Without exaggeration: none of us can know in advance how much we can bear, nor what we may be made to bear. That can only be known by your calculating model of a sensible, decent man within the limits of the law. None of us decided in advance that we wanted to go to jail, indeed none of us made a conscious decision that he or she wanted to become a dissident.

We became dissidents without actually knowing how, and we found ourselves behind bars without really knowing how. We simply did certain things we had to do and that it seemed propert to do: nothing more, nor less. Happy are those who are decent and haven’t landed in jail. But why should those who had that misfortune be set apart from the others? Is it not usually quite arbitrary who lands in it and who doesn’t?

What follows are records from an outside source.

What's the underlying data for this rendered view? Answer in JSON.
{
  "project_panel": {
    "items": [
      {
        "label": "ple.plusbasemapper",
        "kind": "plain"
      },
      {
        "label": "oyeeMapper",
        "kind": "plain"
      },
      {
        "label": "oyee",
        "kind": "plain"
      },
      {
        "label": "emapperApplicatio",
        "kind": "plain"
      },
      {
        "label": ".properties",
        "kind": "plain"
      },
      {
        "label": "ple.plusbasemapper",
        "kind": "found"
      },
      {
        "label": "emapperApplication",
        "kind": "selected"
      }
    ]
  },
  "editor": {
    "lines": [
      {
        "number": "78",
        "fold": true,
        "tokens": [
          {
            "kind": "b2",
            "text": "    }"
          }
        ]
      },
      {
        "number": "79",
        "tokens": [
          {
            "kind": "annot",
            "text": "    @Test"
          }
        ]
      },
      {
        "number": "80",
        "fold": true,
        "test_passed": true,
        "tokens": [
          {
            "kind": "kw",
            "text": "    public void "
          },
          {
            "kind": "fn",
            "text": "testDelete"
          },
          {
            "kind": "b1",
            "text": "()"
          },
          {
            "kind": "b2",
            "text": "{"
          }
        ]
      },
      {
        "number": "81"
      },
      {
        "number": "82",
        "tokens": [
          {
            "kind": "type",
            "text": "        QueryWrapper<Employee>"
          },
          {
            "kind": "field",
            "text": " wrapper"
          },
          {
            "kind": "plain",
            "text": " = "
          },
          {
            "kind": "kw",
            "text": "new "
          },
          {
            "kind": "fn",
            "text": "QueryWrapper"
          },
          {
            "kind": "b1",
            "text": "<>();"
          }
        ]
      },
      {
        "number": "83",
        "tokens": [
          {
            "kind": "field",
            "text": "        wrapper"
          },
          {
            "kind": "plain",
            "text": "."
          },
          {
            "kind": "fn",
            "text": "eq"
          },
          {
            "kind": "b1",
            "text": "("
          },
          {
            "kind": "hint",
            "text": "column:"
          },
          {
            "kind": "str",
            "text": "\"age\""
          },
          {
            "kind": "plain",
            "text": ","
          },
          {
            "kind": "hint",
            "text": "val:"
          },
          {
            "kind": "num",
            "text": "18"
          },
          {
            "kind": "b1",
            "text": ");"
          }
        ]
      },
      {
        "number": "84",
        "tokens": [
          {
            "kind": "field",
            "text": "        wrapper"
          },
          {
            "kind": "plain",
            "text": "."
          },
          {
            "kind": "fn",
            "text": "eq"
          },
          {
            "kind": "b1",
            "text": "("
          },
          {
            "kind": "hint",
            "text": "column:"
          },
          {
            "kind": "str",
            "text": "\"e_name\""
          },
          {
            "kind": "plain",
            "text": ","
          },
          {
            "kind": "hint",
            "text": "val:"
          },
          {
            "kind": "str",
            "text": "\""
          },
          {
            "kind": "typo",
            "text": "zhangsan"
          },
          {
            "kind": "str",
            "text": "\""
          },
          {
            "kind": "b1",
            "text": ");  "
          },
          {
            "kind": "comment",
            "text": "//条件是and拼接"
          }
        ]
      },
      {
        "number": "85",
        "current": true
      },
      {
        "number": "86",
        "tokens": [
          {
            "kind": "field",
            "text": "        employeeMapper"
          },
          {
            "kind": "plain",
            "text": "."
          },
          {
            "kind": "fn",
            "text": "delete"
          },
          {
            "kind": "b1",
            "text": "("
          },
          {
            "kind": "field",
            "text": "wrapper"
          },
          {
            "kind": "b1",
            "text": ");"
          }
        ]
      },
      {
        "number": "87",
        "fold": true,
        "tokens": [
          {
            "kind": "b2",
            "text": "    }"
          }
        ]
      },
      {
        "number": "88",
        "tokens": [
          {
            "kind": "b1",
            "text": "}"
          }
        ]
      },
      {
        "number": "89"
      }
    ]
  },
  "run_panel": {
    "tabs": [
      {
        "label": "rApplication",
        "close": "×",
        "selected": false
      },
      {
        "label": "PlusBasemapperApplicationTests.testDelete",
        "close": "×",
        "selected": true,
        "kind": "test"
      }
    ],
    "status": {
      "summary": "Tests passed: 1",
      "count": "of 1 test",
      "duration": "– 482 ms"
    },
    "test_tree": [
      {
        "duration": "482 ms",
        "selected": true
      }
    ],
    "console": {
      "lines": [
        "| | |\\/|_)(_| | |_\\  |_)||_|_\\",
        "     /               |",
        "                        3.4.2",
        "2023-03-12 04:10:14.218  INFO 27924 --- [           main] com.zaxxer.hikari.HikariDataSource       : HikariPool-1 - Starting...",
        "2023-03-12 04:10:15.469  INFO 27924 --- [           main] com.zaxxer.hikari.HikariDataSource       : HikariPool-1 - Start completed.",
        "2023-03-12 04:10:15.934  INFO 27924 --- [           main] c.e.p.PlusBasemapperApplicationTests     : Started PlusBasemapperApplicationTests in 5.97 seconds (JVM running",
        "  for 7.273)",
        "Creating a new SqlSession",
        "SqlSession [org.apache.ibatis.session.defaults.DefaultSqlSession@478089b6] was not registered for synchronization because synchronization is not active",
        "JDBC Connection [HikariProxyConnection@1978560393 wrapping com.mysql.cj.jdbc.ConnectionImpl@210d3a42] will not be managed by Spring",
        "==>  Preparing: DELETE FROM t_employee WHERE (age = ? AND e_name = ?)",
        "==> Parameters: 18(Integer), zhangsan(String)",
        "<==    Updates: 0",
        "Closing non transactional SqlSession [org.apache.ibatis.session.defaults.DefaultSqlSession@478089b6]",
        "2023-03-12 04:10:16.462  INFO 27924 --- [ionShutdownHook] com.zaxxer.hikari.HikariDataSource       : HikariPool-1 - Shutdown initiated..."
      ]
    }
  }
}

Those whom you call heroes, suggesting that they are overdoing things, didn’t get locked up for their ambition to become martyrs — they were locked up because of the indecency of those who put people in jail for writing novels or for playing tapes with the music of unofficial musicians.

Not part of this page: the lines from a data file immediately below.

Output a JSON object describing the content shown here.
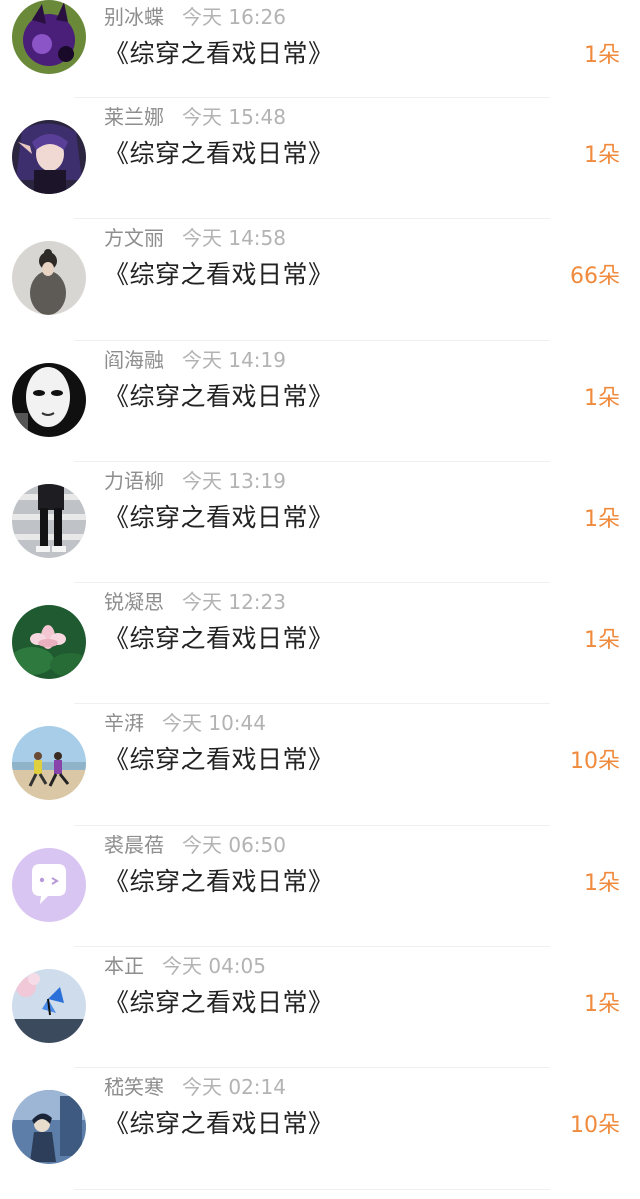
{
  "items": [
    {
      "name": "别冰蝶",
      "time": "今天 16:26",
      "title": "《综穿之看戏日常》",
      "count": "1朵"
    },
    {
      "name": "莱兰娜",
      "time": "今天 15:48",
      "title": "《综穿之看戏日常》",
      "count": "1朵"
    },
    {
      "name": "方文丽",
      "time": "今天 14:58",
      "title": "《综穿之看戏日常》",
      "count": "66朵"
    },
    {
      "name": "阎海融",
      "time": "今天 14:19",
      "title": "《综穿之看戏日常》",
      "count": "1朵"
    },
    {
      "name": "力语柳",
      "time": "今天 13:19",
      "title": "《综穿之看戏日常》",
      "count": "1朵"
    },
    {
      "name": "锐凝思",
      "time": "今天 12:23",
      "title": "《综穿之看戏日常》",
      "count": "1朵"
    },
    {
      "name": "辛湃",
      "time": "今天 10:44",
      "title": "《综穿之看戏日常》",
      "count": "10朵"
    },
    {
      "name": "裘晨蓓",
      "time": "今天 06:50",
      "title": "《综穿之看戏日常》",
      "count": "1朵"
    },
    {
      "name": "本正",
      "time": "今天 04:05",
      "title": "《综穿之看戏日常》",
      "count": "1朵"
    },
    {
      "name": "嵇笑寒",
      "time": "今天 02:14",
      "title": "《综穿之看戏日常》",
      "count": "10朵"
    }
  ],
  "colors": {
    "count": "#f08a3c",
    "title": "#222222",
    "name": "#8e8e8e",
    "time": "#b3b3b3"
  }
}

Vaclav Havel and Graham Greene

Havel with Graham Greene at the Prague Writers’ Club, 1969

No one wants to go to jail. If people were to take your advice and calculate the risks involved in the fashion of a thief deciding whether to burgle ad supermarket, there would, for long time now, have been in our country not a single expression of solidarity with an unjustly persecuted person, not a single truthful novel or free song, not even a single feuilleton. For how can we be sure that tomorrow that won’t start putting people away for single feuilletons?

Maybe all you meant to say was that the quiet and inconspicuous humiliation of thousands of anonymous people was worse than the occasional arrest of a well-known dissident. Undoubtedly. But the question surely is, why did they arrest the dissident? Mainly, if you think about it, just because he had tried to tell the truth about that quiet and inconspicuous humiliation of thousands of anonymous people.